18 “Baba, öyle değil” dedi, “İlkin Manaşşe doğdu. Sağ elini onun başına koy.”
Joseph said to his father, “Not so, my father, for this is the firstborn. Put your right hand on his head.”
19 Ancak babası bunu istemedi. “Biliyorum oğlum, biliyorum” dedi, “Manaşşe de büyük bir halk olacak. Ama küçük kardeşi daha büyük bir halk olacak, soyundan birçok ulus doğacak.”
His father refused, and said, “I know, my son, I know. He also will become a people, and he also will be great. However, his younger brother will be greater than he, and his offspring will become a multitude of nations.”

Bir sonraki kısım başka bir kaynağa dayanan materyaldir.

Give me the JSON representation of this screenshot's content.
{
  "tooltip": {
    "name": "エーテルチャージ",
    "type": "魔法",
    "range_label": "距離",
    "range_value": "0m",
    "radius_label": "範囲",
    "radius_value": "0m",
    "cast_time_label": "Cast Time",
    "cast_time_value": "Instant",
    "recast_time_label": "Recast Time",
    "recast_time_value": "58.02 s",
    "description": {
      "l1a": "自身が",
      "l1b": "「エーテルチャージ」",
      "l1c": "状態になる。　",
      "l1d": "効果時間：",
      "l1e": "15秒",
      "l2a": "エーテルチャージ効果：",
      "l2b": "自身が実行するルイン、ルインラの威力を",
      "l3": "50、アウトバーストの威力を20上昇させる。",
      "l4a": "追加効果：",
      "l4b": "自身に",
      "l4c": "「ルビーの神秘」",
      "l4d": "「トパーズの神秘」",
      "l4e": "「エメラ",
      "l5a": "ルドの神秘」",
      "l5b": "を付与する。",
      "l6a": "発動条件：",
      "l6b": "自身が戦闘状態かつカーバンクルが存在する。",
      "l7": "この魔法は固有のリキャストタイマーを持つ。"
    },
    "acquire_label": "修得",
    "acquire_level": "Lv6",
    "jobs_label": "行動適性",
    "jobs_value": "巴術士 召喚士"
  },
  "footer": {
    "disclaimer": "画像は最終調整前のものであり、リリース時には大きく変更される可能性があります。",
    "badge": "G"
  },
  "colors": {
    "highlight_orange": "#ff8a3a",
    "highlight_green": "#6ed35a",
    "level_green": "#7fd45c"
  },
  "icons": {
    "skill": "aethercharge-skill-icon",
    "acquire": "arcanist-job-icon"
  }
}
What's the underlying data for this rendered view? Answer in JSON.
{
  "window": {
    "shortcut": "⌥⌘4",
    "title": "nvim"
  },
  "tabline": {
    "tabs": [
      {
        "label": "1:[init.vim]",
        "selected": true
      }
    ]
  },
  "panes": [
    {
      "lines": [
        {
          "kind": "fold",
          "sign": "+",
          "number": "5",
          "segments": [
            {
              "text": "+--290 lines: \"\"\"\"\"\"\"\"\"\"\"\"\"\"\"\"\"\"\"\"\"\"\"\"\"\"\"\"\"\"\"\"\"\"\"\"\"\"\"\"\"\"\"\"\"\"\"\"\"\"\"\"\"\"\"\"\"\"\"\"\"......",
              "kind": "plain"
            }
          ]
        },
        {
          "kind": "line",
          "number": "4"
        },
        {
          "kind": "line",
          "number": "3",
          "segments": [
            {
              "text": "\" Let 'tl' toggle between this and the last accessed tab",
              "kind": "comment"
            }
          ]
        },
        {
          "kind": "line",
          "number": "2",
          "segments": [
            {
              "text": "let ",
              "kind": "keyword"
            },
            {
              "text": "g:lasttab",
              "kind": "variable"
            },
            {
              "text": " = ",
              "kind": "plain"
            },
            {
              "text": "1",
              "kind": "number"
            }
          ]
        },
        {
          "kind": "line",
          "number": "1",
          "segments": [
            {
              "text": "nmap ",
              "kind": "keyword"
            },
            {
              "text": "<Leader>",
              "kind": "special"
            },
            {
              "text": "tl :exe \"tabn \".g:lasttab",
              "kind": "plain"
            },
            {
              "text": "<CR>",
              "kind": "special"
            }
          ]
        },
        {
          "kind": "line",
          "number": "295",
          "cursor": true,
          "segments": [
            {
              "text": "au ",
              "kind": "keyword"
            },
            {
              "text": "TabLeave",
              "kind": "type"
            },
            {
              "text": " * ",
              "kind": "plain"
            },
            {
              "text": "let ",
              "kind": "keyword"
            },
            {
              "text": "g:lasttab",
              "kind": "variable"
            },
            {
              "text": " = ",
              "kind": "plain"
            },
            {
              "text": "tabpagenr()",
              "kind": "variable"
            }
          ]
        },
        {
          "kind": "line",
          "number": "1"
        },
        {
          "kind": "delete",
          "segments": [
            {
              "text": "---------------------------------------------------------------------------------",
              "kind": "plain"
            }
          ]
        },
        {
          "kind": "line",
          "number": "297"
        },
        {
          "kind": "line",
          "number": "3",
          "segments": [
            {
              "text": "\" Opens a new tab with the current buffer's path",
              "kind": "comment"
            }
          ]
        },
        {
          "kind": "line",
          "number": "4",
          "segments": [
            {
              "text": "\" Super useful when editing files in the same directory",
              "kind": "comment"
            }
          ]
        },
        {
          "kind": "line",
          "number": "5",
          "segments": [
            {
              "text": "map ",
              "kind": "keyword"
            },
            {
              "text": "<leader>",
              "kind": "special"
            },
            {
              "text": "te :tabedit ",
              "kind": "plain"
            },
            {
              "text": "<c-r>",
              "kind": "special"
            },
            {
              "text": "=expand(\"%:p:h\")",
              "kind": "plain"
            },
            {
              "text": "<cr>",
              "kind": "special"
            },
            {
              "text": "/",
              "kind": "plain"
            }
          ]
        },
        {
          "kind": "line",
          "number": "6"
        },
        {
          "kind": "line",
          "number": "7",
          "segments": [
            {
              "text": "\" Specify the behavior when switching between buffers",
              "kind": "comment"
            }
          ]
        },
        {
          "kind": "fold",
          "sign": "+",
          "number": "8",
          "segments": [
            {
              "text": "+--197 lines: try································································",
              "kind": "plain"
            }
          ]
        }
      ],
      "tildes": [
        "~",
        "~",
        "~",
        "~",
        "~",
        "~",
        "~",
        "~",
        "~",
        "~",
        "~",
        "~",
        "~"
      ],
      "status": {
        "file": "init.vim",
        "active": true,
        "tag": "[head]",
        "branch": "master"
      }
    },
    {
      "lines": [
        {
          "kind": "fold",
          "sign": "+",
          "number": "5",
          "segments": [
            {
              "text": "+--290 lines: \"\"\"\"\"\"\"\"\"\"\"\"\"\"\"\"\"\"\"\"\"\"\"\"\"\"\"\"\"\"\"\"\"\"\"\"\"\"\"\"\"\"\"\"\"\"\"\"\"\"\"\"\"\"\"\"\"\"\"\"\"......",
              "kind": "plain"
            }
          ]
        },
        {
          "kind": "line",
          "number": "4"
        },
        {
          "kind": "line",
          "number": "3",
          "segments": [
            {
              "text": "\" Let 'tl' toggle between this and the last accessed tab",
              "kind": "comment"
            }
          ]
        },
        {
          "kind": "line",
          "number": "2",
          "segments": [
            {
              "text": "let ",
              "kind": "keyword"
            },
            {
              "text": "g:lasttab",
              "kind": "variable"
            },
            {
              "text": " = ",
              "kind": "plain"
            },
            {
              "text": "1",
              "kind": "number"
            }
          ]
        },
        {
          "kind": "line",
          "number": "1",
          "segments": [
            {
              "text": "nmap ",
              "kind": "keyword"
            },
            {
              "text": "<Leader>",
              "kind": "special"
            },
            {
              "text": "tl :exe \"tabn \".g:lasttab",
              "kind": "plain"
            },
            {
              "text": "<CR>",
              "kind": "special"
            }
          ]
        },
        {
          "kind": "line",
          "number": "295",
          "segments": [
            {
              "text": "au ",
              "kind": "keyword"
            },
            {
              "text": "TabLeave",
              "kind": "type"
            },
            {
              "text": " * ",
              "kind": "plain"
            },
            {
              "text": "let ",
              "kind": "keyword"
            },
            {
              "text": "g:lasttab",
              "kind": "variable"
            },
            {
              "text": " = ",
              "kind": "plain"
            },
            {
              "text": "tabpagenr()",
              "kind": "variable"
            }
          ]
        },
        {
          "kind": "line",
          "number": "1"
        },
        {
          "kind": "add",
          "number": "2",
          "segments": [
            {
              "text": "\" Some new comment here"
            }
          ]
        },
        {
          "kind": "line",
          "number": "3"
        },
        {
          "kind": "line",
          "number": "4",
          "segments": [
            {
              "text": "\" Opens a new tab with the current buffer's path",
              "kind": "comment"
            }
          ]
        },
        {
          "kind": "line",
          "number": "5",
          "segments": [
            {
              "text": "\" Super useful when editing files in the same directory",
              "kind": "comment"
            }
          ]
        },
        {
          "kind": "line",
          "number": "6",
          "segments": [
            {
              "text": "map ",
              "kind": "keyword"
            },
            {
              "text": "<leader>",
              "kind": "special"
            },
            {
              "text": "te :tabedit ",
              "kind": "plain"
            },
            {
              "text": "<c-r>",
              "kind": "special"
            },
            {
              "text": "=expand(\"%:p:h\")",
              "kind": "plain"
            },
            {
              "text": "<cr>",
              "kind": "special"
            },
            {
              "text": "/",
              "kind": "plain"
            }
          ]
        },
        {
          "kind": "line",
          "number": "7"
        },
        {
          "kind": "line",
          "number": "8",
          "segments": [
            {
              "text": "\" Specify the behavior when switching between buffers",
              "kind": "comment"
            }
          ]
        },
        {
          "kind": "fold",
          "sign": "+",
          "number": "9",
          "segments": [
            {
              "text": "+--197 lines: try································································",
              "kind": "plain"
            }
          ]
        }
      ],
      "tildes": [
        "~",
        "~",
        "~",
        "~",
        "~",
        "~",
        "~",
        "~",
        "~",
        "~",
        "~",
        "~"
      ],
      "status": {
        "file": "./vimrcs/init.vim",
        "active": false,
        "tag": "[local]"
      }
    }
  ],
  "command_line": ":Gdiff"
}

20 O gün onları kutsayarak şöyle dedi: “İsrailliler, ‘Tanrı seni Efrayim ve Manaşşe gibi yapsın’ Diyerek sizin adınızla kutsayacaklar.” Böylece Yakup Efrayim'i Manaşşe'nin önüne geçirdi.
He blessed them that day, saying, “Israel will bless in your name, saying, ‘God make you as Ephraim and as Manasseh’” He set Ephraim before Manasseh.
21 İsrail Yusuf'a, “Ben ölmek üzereyim” dedi, “Tanrı sizinle olacak. Sizi atalarınızın toprağına geri götürecek.
Israel said to Joseph, “Behold, I am dying, but God will be with you, and bring you again to the land of your fathers.
22 Sana kardeşlerinden bir pay fazla veriyorum; onu Amorlular'dan kılıcımla, yayımla aldım.”
Moreover I have given to you one portion above your brothers, which I took out of the hand of the Amorite with my sword and with my bow.”